Pensate a quegli scherzi di ragazzi che diventano realtà, ad "Al lupo al lupo!" gridato troppe volte finché - proprio quando diventa vero - non ci crede più nessuno. Pensate alla frana di sassolini che alla fine si muta in valanga. Se devo provare a farvi capire perché i gialli e i verdi oggi sono sull'orlo del baratro e perché il caso dell'indagine su Armando Siri è diventato un detonatore non esiste una sola spiegazione: ma una doppia visione in cui entrambi i contendenti sono convinti di avere ragione.

Cominciamo dalle voci della Lega: «Togliere le deleghe a Siri, senza nemmeno informare Salvini - ripetono gli uomini del Carroccio in coro - è stato un colpo basso. Una modo stupido per provare a ferirci». Risponde Di Maio, in chiaro: «Come si può minacciare una crisi di governo? Dove sta il senso di responsabilità?». Ribatte Salvini: «La Lega vuole governare bene e a lungo, nell'interesse dei cittadini. Pensi Di Maio a controllare che il reddito di cittadinanza non finisca a furbetti, delinquenti ed ex terroristi».

Attenzione ai dettagli. Una voce del governo leghista, off record, mi offre questa doppia lettura delle parole di Salvini, spiegandomi perché colpiscono dove il dente duole: «Tutto comincia dal Reddito. Quota Cento è andata perfettamente come immaginavamo, finirà a 350mila domande. Mentre il reddito si è fermato a 800mila persone coinvolte. Molto poche rispetto al milione e 300mila messo a bilancio». Poche? Lo chiedo incuriosito cercando di capire il legame tra le domande e la mini-crisi di maggioranza.

La gola profonda del governo leghista mi spiega: «Sì, molte meno del previsto.
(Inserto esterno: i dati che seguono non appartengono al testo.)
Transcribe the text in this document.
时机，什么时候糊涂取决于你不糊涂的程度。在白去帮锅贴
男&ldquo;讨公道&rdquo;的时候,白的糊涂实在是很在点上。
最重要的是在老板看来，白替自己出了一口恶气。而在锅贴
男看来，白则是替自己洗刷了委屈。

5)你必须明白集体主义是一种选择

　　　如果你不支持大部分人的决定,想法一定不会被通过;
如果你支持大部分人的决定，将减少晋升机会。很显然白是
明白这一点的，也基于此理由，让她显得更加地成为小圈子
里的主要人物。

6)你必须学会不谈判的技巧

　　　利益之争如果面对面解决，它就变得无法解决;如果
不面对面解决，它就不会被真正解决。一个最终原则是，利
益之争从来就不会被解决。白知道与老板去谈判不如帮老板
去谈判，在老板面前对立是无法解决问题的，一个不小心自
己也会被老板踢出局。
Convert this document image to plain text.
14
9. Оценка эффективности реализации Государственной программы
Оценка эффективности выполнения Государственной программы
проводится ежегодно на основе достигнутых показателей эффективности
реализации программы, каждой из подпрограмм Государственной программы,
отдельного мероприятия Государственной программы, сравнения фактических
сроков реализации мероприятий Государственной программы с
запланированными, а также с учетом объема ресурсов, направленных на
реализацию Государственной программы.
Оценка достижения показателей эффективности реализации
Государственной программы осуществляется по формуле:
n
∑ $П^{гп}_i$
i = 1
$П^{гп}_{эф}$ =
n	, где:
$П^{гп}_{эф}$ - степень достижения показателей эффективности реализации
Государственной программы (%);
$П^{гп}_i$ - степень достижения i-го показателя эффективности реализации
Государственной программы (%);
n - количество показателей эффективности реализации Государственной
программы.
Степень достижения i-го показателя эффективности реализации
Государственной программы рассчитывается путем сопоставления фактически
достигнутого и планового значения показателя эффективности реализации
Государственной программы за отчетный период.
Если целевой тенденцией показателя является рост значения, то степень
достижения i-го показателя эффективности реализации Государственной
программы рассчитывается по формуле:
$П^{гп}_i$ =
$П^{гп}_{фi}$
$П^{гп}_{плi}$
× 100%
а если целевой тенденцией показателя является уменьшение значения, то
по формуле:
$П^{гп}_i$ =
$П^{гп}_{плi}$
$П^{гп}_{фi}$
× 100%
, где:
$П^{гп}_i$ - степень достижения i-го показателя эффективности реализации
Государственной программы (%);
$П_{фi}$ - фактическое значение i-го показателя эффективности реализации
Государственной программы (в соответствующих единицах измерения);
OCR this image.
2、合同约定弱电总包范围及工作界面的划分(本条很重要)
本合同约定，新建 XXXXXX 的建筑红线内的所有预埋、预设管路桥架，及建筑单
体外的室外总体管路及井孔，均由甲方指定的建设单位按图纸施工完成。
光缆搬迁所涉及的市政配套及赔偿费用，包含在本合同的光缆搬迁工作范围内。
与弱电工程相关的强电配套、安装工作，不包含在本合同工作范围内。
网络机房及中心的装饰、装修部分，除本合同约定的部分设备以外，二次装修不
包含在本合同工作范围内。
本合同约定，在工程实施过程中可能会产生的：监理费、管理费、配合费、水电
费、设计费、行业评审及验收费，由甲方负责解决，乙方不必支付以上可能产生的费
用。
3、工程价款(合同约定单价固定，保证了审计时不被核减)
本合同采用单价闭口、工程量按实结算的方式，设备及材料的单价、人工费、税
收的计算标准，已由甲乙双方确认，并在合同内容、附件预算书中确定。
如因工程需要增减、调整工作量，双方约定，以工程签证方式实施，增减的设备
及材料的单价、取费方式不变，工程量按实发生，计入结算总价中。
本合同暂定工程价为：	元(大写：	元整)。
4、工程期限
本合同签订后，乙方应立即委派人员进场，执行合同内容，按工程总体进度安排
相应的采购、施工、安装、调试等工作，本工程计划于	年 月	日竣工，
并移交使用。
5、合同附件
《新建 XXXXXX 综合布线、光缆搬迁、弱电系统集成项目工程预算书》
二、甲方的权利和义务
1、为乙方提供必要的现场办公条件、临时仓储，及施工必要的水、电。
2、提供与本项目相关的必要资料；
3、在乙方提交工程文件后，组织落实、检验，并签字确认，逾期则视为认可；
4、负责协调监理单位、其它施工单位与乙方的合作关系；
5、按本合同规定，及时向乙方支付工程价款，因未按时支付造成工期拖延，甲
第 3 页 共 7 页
E poi bisogna guardare la distribuzione. È vero che ci sono 4mila persone che prendono più di mille euro. Ma ce ne sono 50mila che per via dei cumuli e dei vincoli prendono solo 50 euro. Il ritorno di immagine non ci sarà». Gola profonda verde mi vuole dire: angosciati dai sondaggi, preoccupati dal tiraggio minore del reddito i M5s si buttano sull'ultima bandiera che gli è rimasta: la questione morale. Al Senato trovo il capogruppo giallo Stefano Patuanelli. È un ingegnere. Un tipo pacato, molto solido. Che però su questo punto quasi si arrabbia: «Io mi sforzo di capire loro, ma loro non fanno altrettanto con noi. Come possono non comprendere che per noi un sottosegretario indagato per una tangente è come la cryptonite per Superman?». E aggiunge: «Il Reddito non c'entra nulla. E piuttosto: come può la Lega non accorgersi che passo dopo passo un governo di cambiamento rischia di essere percepito come una Casta che si autotutela?». Di nuovo la voce leghista: "Anche il loro assessore Minenna era stato indagato per traffico di influenze, non si é dimesso, e poi è stato archiviato! Non capiscono che noi stiamo difendendo tutto il governo - quindi anche loro! - da un tentativo di alcuni magistrati di darci una spallata per via giudiziaria». Ancora Patuanelli: "Resteremo noi stessi solo finché la gente resterà convinta che non difendiamo l'impunità». Ho scelto di riassumere questo botta e risposta, tra le tante voci che ho raccolto in queste ore nei Palazzi, perché secondo me spiegano meglio di ogni altra cosa le due ragioni. E non è un mistero che uomini della Lega di governo, come Giancarlo Giorgetti, ripetono a Salvini che se la salvezza del governo mette a rischio l'integrità del partito, allora il gioco non vale la candela. Così come l'ala più radicale de M5s, Alessandro Di Battista in testa, sussurra a Di Maio: «Guarda Luigi che ci stanno distruggendo l'immagine apposta».

E se entrambe queste interpretazioni soggettive e contrapposte fossero vere? È come se Lega e M5s non avessero più un modo civile di stare insieme. La via dell'ossimoro, della "convivenza belligerata" sembra diventata l'unica possibile. Con un'unica riserva. I due leader lo sanno, ma non vogliono rompere. Sotto sotto, sia Di Maio che Salvini, stanno dando gas ai propri motori per saltare il burrone. Sperano di essere premiati entrambi nelle urne delle Europee, per potere dire alle rispettive truppe: continuiamo così. Senza questo risultato finiranno entrambi nel burrone.